Even though Turner’s testimony and the testimony of his sister and
mother supported Turner’s claim that his family was threatened, the trial
court was not bound to credit Turner’s testimony or the testimony of his
family members. See Warner v. State, 579 N.E.2d 1307, 1310 (Ind. 1991).
In any event, the critical inquiry here is whether the alleged police
conduct overbore Turner’s will, thus rendering his statement involuntary.

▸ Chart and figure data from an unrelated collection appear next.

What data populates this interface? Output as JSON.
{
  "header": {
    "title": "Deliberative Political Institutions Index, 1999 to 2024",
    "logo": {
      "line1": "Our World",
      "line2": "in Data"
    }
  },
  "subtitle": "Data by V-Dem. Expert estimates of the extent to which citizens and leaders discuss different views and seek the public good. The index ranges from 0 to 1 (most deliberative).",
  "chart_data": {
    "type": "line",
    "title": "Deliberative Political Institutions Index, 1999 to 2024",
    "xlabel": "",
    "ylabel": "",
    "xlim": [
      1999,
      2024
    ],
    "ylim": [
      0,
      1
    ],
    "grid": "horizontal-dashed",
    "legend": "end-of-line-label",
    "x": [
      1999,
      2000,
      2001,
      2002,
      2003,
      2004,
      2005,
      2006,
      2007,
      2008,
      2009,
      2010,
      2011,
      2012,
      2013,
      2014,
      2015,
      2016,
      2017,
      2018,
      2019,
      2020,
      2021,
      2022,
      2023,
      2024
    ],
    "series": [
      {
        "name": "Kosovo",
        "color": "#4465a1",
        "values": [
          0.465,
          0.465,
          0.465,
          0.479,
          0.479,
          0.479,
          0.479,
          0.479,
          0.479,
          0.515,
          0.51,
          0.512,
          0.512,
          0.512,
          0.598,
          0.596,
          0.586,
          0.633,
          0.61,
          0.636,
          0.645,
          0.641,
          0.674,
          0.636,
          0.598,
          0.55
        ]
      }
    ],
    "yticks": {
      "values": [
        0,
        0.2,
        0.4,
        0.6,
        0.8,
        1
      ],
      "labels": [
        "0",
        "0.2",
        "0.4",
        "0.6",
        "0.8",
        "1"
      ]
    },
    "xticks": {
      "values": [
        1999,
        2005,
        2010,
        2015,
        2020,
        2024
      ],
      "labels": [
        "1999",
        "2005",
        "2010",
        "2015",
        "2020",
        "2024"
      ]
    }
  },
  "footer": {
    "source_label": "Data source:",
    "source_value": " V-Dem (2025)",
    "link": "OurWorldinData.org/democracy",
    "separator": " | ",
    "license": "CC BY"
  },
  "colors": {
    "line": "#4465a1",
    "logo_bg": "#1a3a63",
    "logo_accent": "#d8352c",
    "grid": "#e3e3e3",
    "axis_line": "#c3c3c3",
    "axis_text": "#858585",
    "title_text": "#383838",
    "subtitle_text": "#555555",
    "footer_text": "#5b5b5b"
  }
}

Lynch v. State, 632 N.E.2d 341, 343 (Ind. 1994). The fact that Turner
signed a waiver of rights weighs in favor of the conclusion that his
statement was indeed voluntary. See Heavrin v. State, 675 N.E.2d 1075,
1081 (Ind. 1996) (signing a waiver of rights form provides some indication
that a defendant’s confession was made voluntarily). We also find
persuasive that both in the written waiver and audio-taped interview Turner
acknowledged that he was neither threatened nor
coerced into giving a statement. Turner’s contrary claim on appeal amounts
to an invitation for this Court to reweigh the evidence. We decline.
Thus, the trial court did not abuse its discretion by admitting Turner’s
statement into evidence.
Conclusion
We affirm the judgment of the trial court.
SHEPARD, C.J., and DICKSON, SULLIVAN and BOEHM, JJ., concur.